Every six months or so we hear about baby boomer nostalgia for the minivan, and then comes the inevitable suggestion that the “humble family hauler is becoming cool again.”
No, it’s not. A recent Bloomberg treatise touting a modest comeback of the “suburban mom-mobile” is nothing more than a selection of snapshot statistics wrapped in wishful thinking. The minivan isn’t dead, but it’s been in steady decline and will soon achieve niche status.
Yes, yes, Bloomberg reports that minivan sales in the U.S. jumped 17.5 per cent to 316,500 through July – twice the growth rate of SUVs and crossover vehicles in the same period. So what? A blip is not a trend.
In Canada, minivan sales have been in steady decline for years. In 2007, according to figures from DesRosiers Automotive Reports, Canadians bought 125,071 small vans. And down the spiral goes. In 2008 small van sales slid to 101,272, followed by 86,831 in 2009, 86,703 in 2010 and 84,363 last year. Sales of the world’s best-selling minivan, the Dodge Caravan, are down 6.4 per cent in Canada this year.

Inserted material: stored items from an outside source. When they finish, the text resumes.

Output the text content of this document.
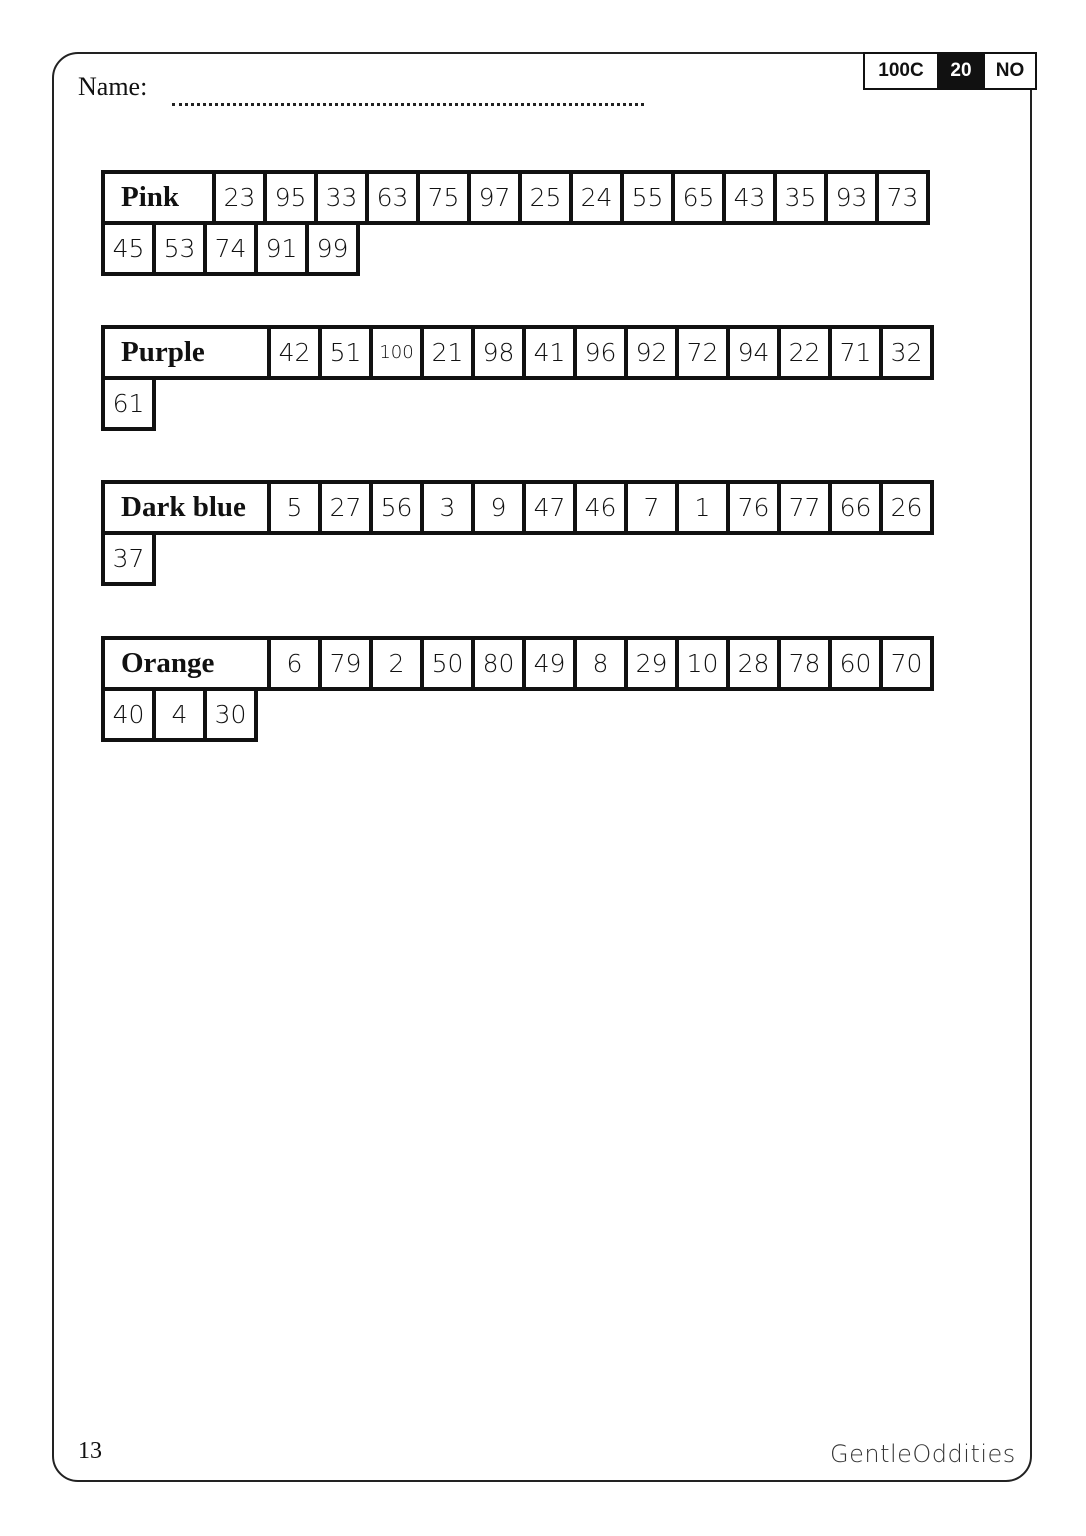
100C	20	NO
Name:
Pink	23 95 33 63 75 97 25 24 55 65 43 35 93 73
45 53 74 91 99
Purple	42 51 100 21 98 41 96 92 72 94 22 71 32
61
Dark blue	5	27 56	3	9	47 46	7	1	76 77 66 26
37
Orange	6	79	2	50 80 49	8	29 10 28 78 60 70
40	4	30
13	GentleOddities
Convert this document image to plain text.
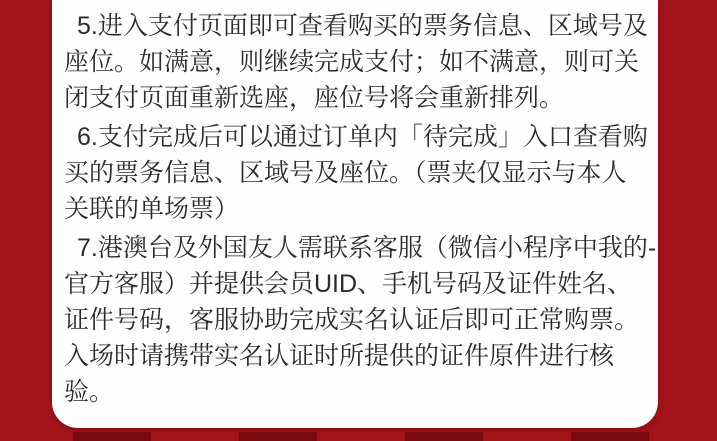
5.进入支付页面即可查看购买的票务信息、区域号及
座位。如满意，则继续完成支付；如不满意，则可关
闭支付页面重新选座，座位号将会重新排列。
6.支付完成后可以通过订单内「待完成」入口查看购
买的票务信息、区域号及座位。（票夹仅显示与本人
关联的单场票）
7.港澳台及外国友人需联系客服（微信小程序中我的-
官方客服）并提供会员UID、手机号码及证件姓名、
证件号码，客服协助完成实名认证后即可正常购票。
入场时请携带实名认证时所提供的证件原件进行核
验。
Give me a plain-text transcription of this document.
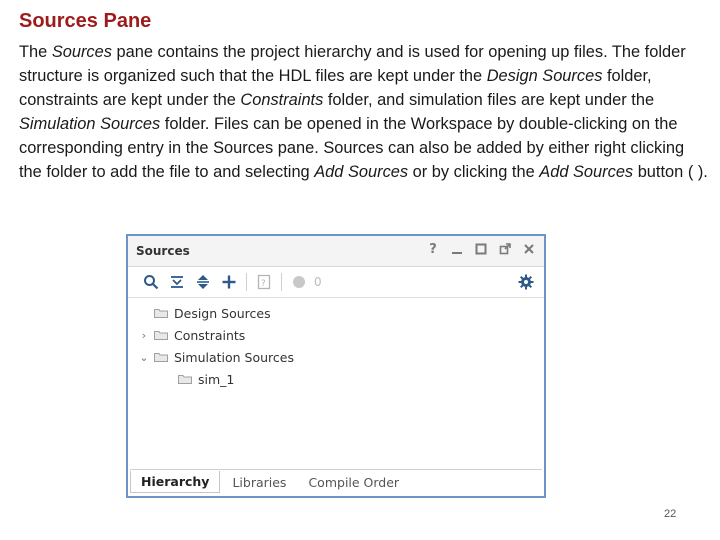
Sources Pane
The Sources pane contains the project hierarchy and is used for opening up files. The folder structure is organized such that the HDL files are kept under the Design Sources folder, constraints are kept under the Constraints folder, and simulation files are kept under the Simulation Sources folder. Files can be opened in the Workspace by double-clicking on the corresponding entry in the Sources pane. Sources can also be added by either right clicking the folder to add the file to and selecting Add Sources or by clicking the Add Sources button ( ).
Sources	?
?	0
Design Sources
›	Constraints
⌄ Simulation Sources
sim_1
Hierarchy	Libraries	Compile Order
22
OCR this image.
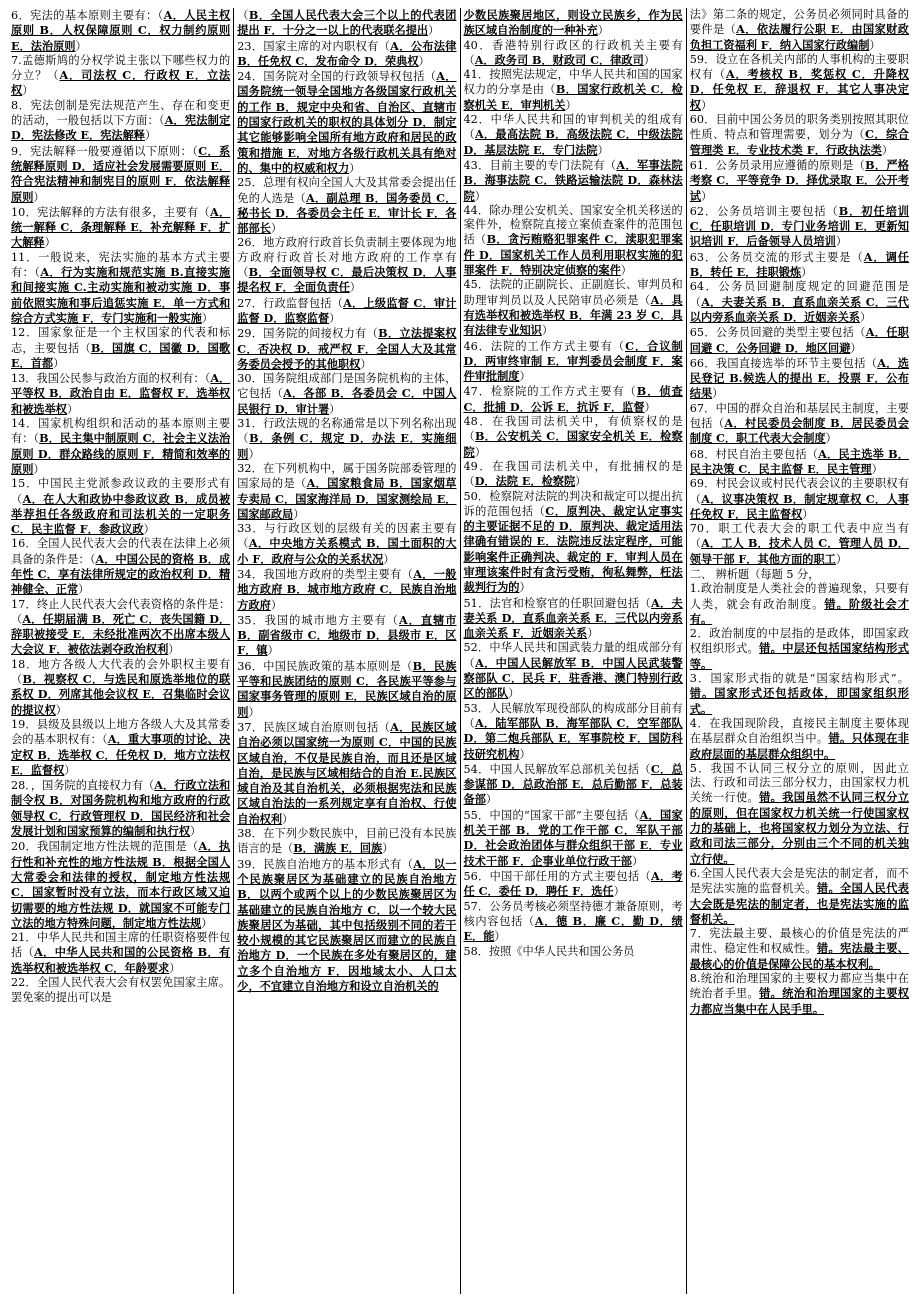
6．宪法的基本原则主要有：（A．人民主权原则 B．人权保障原则 C．权力制约原则 E．法治原则）

7.孟德斯鸠的分权学说主张以下哪些权力的分立？（A．司法权 C．行政权 E．立法权）

8．宪法创制是宪法规范产生、存在和变更的活动，一般包括以下方面：（A．宪法制定 D．宪法修改 E．宪法解释）

9．宪法解释一般要遵循以下原则：（C．系统解释原则 D．适应社会发展需要原则 E．符合宪法精神和制宪目的原则 F．依法解释原则）

10．宪法解释的方法有很多，主要有（A．统一解释 C．条理解释 E．补充解释 F．扩大解释）

11．一般说来，宪法实施的基本方式主要有：（A．行为实施和规范实施 B.直接实施和间接实施 C.主动实施和被动实施 D．事前依照实施和事后追惩实施 E．单一方式和综合方式实施 F．专门实施和一般实施）

12．国家象征是一个主权国家的代表和标志，主要包括（B．国旗 C．国徽 D．国歌 E．首都）

13．我国公民参与政治方面的权利有：（A．平等权 B．政治自由 E．监督权 F．选举权和被选举权）

14．国家机构组织和活动的基本原则主要有：（B．民主集中制原则 C．社会主义法治原则 D．群众路线的原则 F．精简和效率的原则）

15．中国民主党派参政议政的主要形式有（A．在人大和政协中参政议政 B．成员被举荐担任各级政府和司法机关的一定职务 C．民主监督 F．参政议政）

16．全国人民代表大会的代表在法律上必须具备的条件是：（A．中国公民的资格 B．成年性 C．享有法律所规定的政治权利 D．精神健全、正常）

17．终止人民代表大会代表资格的条件是：（A．任期届满 B．死亡 C．丧失国籍 D．辞职被接受 E．未经批准两次不出席本级人大会议 F．被依法剥夺政治权利）

18．地方各级人大代表的会外职权主要有（B．视察权 C．与选民和原选举地位的联系权 D．列席其他会议权 E．召集临时会议的提议权）

19．县级及县级以上地方各级人大及其常委会的基本职权有：（A．重大事项的讨论、决定权 B．选举权 C．任免权 D．地方立法权 E．监督权）

28．，国务院的直接权力有（A．行政立法和制令权 B．对国务院机构和地方政府的行政领导权 C．行政管理权 D．国民经济和社会发展计划和国家预算的编制和执行权）

20．我国制定地方性法规的范围是（A．执行性和补充性的地方性法规 B．根据全国人大常委会和法律的授权，制定地方性法规 C．国家暂时没有立法，而本行政区域又迫切需要的地方性法规 D．就国家不可能专门立法的地方特殊问题，制定地方性法规）

21．中华人民共和国主席的任职资格要件包括（A．中华人民共和国的公民资格 B．有选举权和被选举权 C．年龄要求）

22．全国人民代表大会有权罢免国家主席。罢免案的提出可以是

（B．全国人民代表大会三个以上的代表团提出 F．十分之一以上的代表联名提出）

23．国家主席的对内职权有（A．公布法律 B．任免权 C．发布命令 D．荣典权）

24．国务院对全国的行政领导权包括（A．国务院统一领导全国地方各级国家行政机关的工作 B．规定中央和省、自治区、直辖市的国家行政机关的职权的具体划分 D．制定其它能够影响全国所有地方政府和居民的政策和措施 E．对地方各级行政机关具有绝对的、集中的权威和权力）

25．总理有权向全国人大及其常委会提出任免的人选是（A．副总理 B．国务委员 C．秘书长 D．各委员会主任 E．审计长 F．各部部长）

26．地方政府行政首长负责制主要体现为地方政府行政首长对地方政府的工作享有（B．全面领导权 C．最后决策权 D．人事提名权 F．全面负责任）

27．行政监督包括（A．上级监督 C．审计监督 D．监察监督）

29．国务院的间接权力有（B．立法提案权 C．否决权 D．戒严权 F．全国人大及其常务委员会授予的其他职权）

30．国务院组成部门是国务院机构的主体，它包括（A．各部 B．各委员会 C．中国人民银行 D．审计署）

31．行政法规的名称通常是以下列名称出现（B．条例 C．规定 D．办法 E．实施细则）

32．在下列机构中，属于国务院部委管理的国家局的是（A．国家粮食局 B．国家烟草专卖局 C．国家海洋局 D．国家测绘局 E．国家邮政局）

33．与行政区划的层级有关的因素主要有（A．中央地方关系模式 B．国土面积的大小 F．政府与公众的关系状况）

34．我国地方政府的类型主要有（A．一般地方政府 B．城市地方政府 C．民族自治地方政府）

35．我国的城市地方主要有（A．直辖市 B．副省级市 C．地级市 D．县级市 E．区 F．镇）

36．中国民族政策的基本原则是（B．民族平等和民族团结的原则 C．各民族平等参与国家事务管理的原则 E．民族区域自治的原则）

37．民族区域自治原则包括（A．民族区域自治必须以国家统一为原则 C．中国的民族区域自治，不仅是民族自治，而且还是区域自治，是民族与区域相结合的自治 E.民族区域自治及其自治机关，必须根据宪法和民族区域自治法的一系列规定享有自治权、行使自治权利）

38．在下列少数民族中，目前已没有本民族语言的是（B．满族 E．回族）

39．民族自治地方的基本形式有（A．以一个民族聚居区为基础建立的民族自治地方 B．以两个或两个以上的少数民族聚居区为基础建立的民族自治地方 C．以一个较大民族聚居区为基础，其中包括级别不同的若干较小规模的其它民族聚居区而建立的民族自治地方 D．一个民族在多处有聚居区的，建立多个自治地方 F．因地域太小、人口太少，不宜建立自治地方和设立自治机关的

少数民族聚居地区，则设立民族乡，作为民族区域自治制度的一种补充）

40．香港特别行政区的行政机关主要有（A．政务司 B．财政司 C．律政司）

41．按照宪法规定，中华人民共和国的国家权力的分享是由（B．国家行政机关 C．检察机关 E．审判机关）

42．中华人民共和国的审判机关的组成有（A．最高法院 B．高级法院 C．中级法院 D．基层法院 E．专门法院）

43．目前主要的专门法院有（A．军事法院 B．海事法院 C．铁路运输法院 D．森林法院）

44．除办理公安机关、国家安全机关移送的案件外，检察院直接立案侦查案件的范围包括（B．贪污贿赂犯罪案件 C．渎职犯罪案件 D．国家机关工作人员利用职权实施的犯罪案件 F．特别决定侦察的案件）

45．法院的正副院长、正副庭长、审判员和助理审判员以及人民陪审员必须是（A．具有选举权和被选举权 B．年满 23 岁 C．具有法律专业知识）

46．法院的工作方式主要有（C．合议制 D．两审终审制 E．审判委员会制度 F．案件审批制度）

47．检察院的工作方式主要有（B．侦查 C．批捕 D．公诉 E．抗诉 F．监督）

48．在我国司法机关中，有侦察权的是（B．公安机关 C．国家安全机关 E．检察院）

49．在我国司法机关中，有批捕权的是（D．法院 E．检察院）

50．检察院对法院的判决和裁定可以提出抗诉的范围包括（C．原判决、裁定认定事实的主要证据不足的 D．原判决、裁定适用法律确有错误的 E．法院违反法定程序，可能影响案件正确判决、裁定的 F．审判人员在审理该案件时有贪污受贿，徇私舞弊，枉法裁判行为的）

51．法官和检察官的任职回避包括（A．夫妻关系 D．直系血亲关系 E．三代以内旁系血亲关系 F．近姻亲关系）

52．中华人民共和国武装力量的组成部分有（A．中国人民解放军 B．中国人民武装警察部队 C．民兵 F．驻香港、澳门特别行政区的部队）

53．人民解放军现役部队的构成部分目前有（A．陆军部队 B．海军部队 C．空军部队 D．第二炮兵部队 E．军事院校 F．国防科技研究机构）

54．中国人民解放军总部机关包括（C．总参谋部 D．总政治部 E．总后勤部 F．总装备部）

55．中国的“国家干部”主要包括（A．国家机关干部 B．党的工作干部 C．军队干部 D．社会政治团体与群众组织干部 E．专业技术干部 F．企事业单位行政干部）

56．中国干部任用的方式主要包括（A．考任 C．委任 D．聘任 F．选任）

57．公务员考核必须坚持德才兼备原则，考核内容包括（A．德 B．廉 C．勤 D．绩 E．能）

58．按照《中华人民共和国公务员

法》第二条的规定，公务员必须同时具备的要件是（A．依法履行公职 E．由国家财政负担工资福利 F．纳入国家行政编制）

59．设立在各机关内部的人事机构的主要职权有（A．考核权 B．奖惩权 C．升降权 D．任免权 E．辞退权 F．其它人事决定权）

60．目前中国公务员的职务类别按照其职位性质、特点和管理需要，划分为（C．综合管理类 E．专业技术类 F．行政执法类）

61．公务员录用应遵循的原则是（B．严格考察 C．平等竞争 D．择优录取 E．公开考试）

62．公务员培训主要包括（B．初任培训 C．任职培训 D．专门业务培训 E．更新知识培训 F．后备领导人员培训）

63．公务员交流的形式主要是（A．调任 B．转任 E．挂职锻炼）

64．公务员回避制度规定的回避范围是（A．夫妻关系 B．直系血亲关系 C．三代以内旁系血亲关系 D．近姻亲关系）

65．公务员回避的类型主要包括（A．任职回避 C．公务回避 D．地区回避）

66．我国直接选举的环节主要包括（A．选民登记 B.候选人的提出 E．投票 F．公布结果）

67．中国的群众自治和基层民主制度，主要包括（A．村民委员会制度 B．居民委员会制度 C．职工代表大会制度）

68．村民自治主要包括（A．民主选举 B．民主决策 C．民主监督 E．民主管理）

69．村民会议或村民代表会议的主要职权有（A．议事决策权 B．制定规章权 C．人事任免权 F．民主监督权）

70．职工代表大会的职工代表中应当有（A．工人 B．技术人员 C．管理人员 D．领导干部 F．其他方面的职工）

二、 辨析题（每题 5 分，

1.政治制度是人类社会的普遍现象，只要有人类，就会有政治制度。错。阶级社会才有。

2．政治制度的中层指的是政体，即国家政权组织形式。错。中层还包括国家结构形式等。

3．国家形式指的就是“国家结构形式”。错。国家形式还包括政体，即国家组织形式。

4．在我国现阶段，直接民主制度主要体现在基层群众自治组织当中。错。只体现在非政府层面的基层群众组织中。

5．我国不认同三权分立的原则，因此立法、行政和司法三部分权力，由国家权力机关统一行使。错。我国虽然不认同三权分立的原则，但在国家权力机关统一行使国家权力的基础上，也将国家权力划分为立法、行政和司法三部分，分别由三个不同的机关独立行使。

6.全国人民代表大会是宪法的制定者，而不是宪法实施的监督机关。错。全国人民代表大会既是宪法的制定者，也是宪法实施的监督机关。

7．宪法最主要、最核心的价值是宪法的严肃性、稳定性和权威性。错。宪法最主要、最核心的价值是保障公民的基本权利。

8.统治和治理国家的主要权力都应当集中在统治者手里。错。统治和治理国家的主要权力都应当集中在人民手里。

Some praise the loyalty of minivan owners and Bloomberg trotted that factor out, too, predicting that an aging minivan fleet needs to be replaced. Minivans are, indeed, practical family vehicles and also much more affordable than a comparable crossover wagon or SUV. Again, so what?
You and I know that at every backyard barbeque, if the conversation turns to family vehicles and minivans, everybody present – except the oddball in the corner – rolls their eyes and swears one of two things:
- If they have a minivan, they swear not to buy another one once the current rig is worn out and the kids have grown up.
- If they don’t have a minivan but once did, the promise is always the same – no more, never again, no matter how affordable or practical.
“I’m not driving around in another little milk truck,” is the sort of thing you hear over and again, especially from moms who inevitably do most of the minivan chores.
So yes, as Bloomberg rightly notes, the minivan has been called the fourth most influential vehicle of all time, behind the Ford Model T, Volkswagen Beetle and Ford F-Series pickup. But the Model T eventually went away forever; the Beetle likewise, at least as a mass-market car; and, if fuel prices keep rising and politicians have their way, the F-Series and other monster pickups will also be under pressure and may face extinction.
Now, if you do plan to buy a minivan, your choices keep shrinking. Ford and GM long ago exited the minivan business. Chrysler, which invented the minivan in the early 1980s, will replace the Chrysler Town & Country minivan in 2014 with a crossover, according to Fiat-Chrysler CEO Sergio Marchionne.
Aside from Chrysler, Nissan still sells a very nice Quest minivan and Honda has the Odyssey, a perennial quality and price leader in this segment. Toyota’s Sienna is the only minivan to offer an all-wheel-drive option. But Kia is reported to be ending sales of the Sedona minivan after the 2012 model year, and Kia’s sister company, Hyundai, ended sales of the Entourage minivan after 2008.
For me, well, I don’t have a visceral hatred of minivans – not like so many of my neighbours, some of whom have owned two or three over the years. I’m just stating the facts. Car companies can load up their minivans with all the high-tech gadgets and comfort features in the world, and they will still find minivan sales in decline.
Too bad, that. As Bloomberg reports, in an effort to keep minivans appealing, the car companies have not only installed dual video screens, in-floor storage, blind-spot detection and better navigation features, they’ve also cut wind noise, improved fuel economy and played with chassis tuning so that in the typical minivan, the ride and handling are very, very good.
But none of this stuff is going to restore minivans to their glory days when millions of baby boomers had a minivan in the driveway. Nostalgia won’t overcome the minivan stigma.